The Court first evaluated petitioners’ statutory dissolution claim and dismissed it.  The Court noted that, under the plain language of Section 18-802, only a “member” or “manager” of a limited liability company has standing to petition for statutory dissolution.  The Court found that neither of the petitioners were “member[s]” of Carlisle.  Although WU Parent initially was a member, it lost its member status by operation of law when it assigned all of its membership interest to WU Sub.  Under Section 18-702(b)(3) of the Delaware LLC Act, a “member ceases to be a member and to have the power to exercise any rights or powers of a member upon assignment of all of the member’s limited liability company interest.”  Further, WU Sub did not become a member of Carlisle when WU Parent assigned its member interest to it.  Under Section 18-702(b)(1) of the Delaware LLC Act, “[u]nless otherwise provided in a limited liability company agreement.... [a]n assignment of a limited liability company interest does not entitle the assignee to become or to exercise any rights or powers of a member.”  Because Carlisle’s LLC Agreement did not provide otherwise, WU Parent’s assignment of its member interest to WU Sub left neither entity as a member of Carlisle, and therefore they each lacked standing to petition for dissolution under Section 18-802 of the Delaware LLC Act.

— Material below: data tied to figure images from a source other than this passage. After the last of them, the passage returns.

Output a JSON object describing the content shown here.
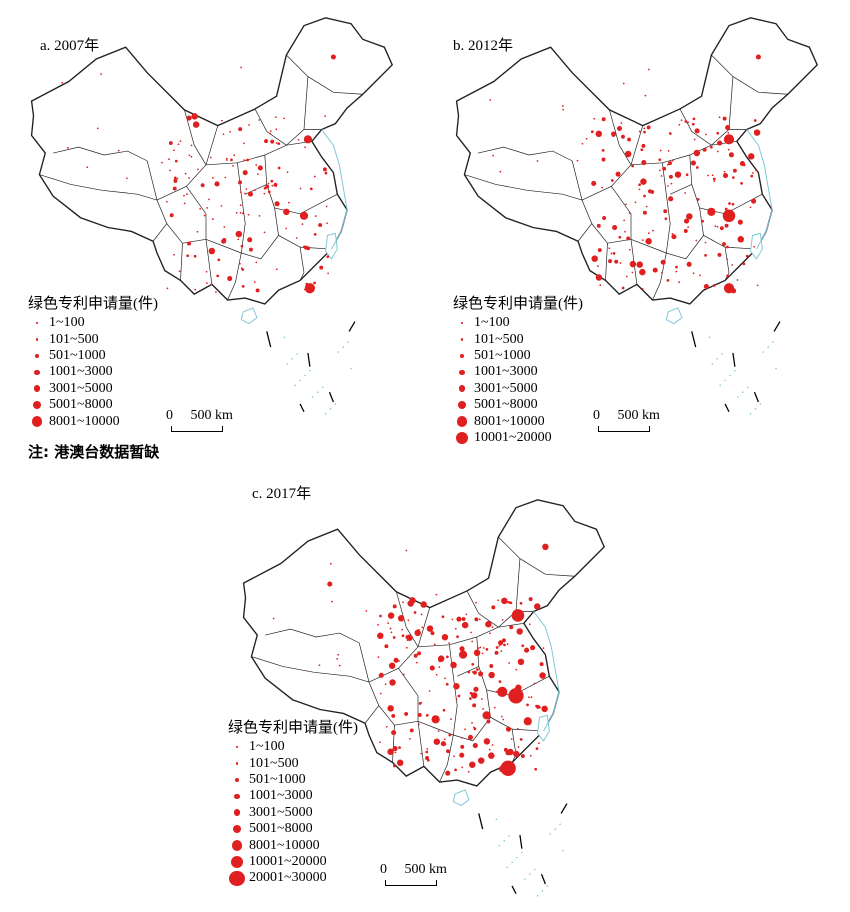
{
  "panels": [
    {
      "title": "a. 2007年"
    },
    {
      "title": "b. 2012年"
    },
    {
      "title": "c. 2017年"
    }
  ],
  "legend_title": "绿色专利申请量(件)",
  "legend_classes": {
    "a": [
      "1~100",
      "101~500",
      "501~1000",
      "1001~3000",
      "3001~5000",
      "5001~8000",
      "8001~10000"
    ],
    "b": [
      "1~100",
      "101~500",
      "501~1000",
      "1001~3000",
      "3001~5000",
      "5001~8000",
      "8001~10000",
      "10001~20000"
    ],
    "c": [
      "1~100",
      "101~500",
      "501~1000",
      "1001~3000",
      "3001~5000",
      "5001~8000",
      "8001~10000",
      "10001~20000",
      "20001~30000"
    ]
  },
  "scale": {
    "zero": "0",
    "label": "500 km"
  },
  "note": "注: 港澳台数据暂缺",
  "colors": {
    "symbol": "#e02020",
    "boundary": "#222222",
    "water": "#7ec8d8"
  }
}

The Court rejected the argument that WU Sub became a “de facto member” of Carlisle simply because Carlisle’s records reflected that WU Sub was a member.  Although Section 18-301(b)(2) of the Delaware LLC Act states that an assignee becomes a member “when any such person’s permitted admission is reflected in the records of the limited liability company,” the Court held that this provision governs the timing of admission of an otherwise properly admitted member and does not provide an alternate condition to attain member status.  An assignee must still satisfy the conditions of 6 Del. C. § 18-704 to become a member.

The Court then found that the petition stated a claim for equitable dissolution.  In so finding, the Court held that Section 18-802 of the Delaware LLC Act, providing for judicial dissolution of limited liability companies, did not displace the Court’s power to order equitable dissolution of a limited liability company.  The Court noted that under the Delaware Constitution, the Court of Chancery is vested with “all of the general equity jurisdiction of the High Court of Chancery of Great Britain as it existed prior to the separation of the colonies,” except where an adequate remedy at law exists.  This jurisdiction includes authority to order dissolution of business entities where equity so requires.  The Court reasoned that the situation facing the parties, where petitioners were relegated to passively investing in a company of which they originally negotiated to be co-equal operators, was one that equity could remedy and for which no adequate remedy at law existed.  The Court accordingly upheld the petition for dissolution.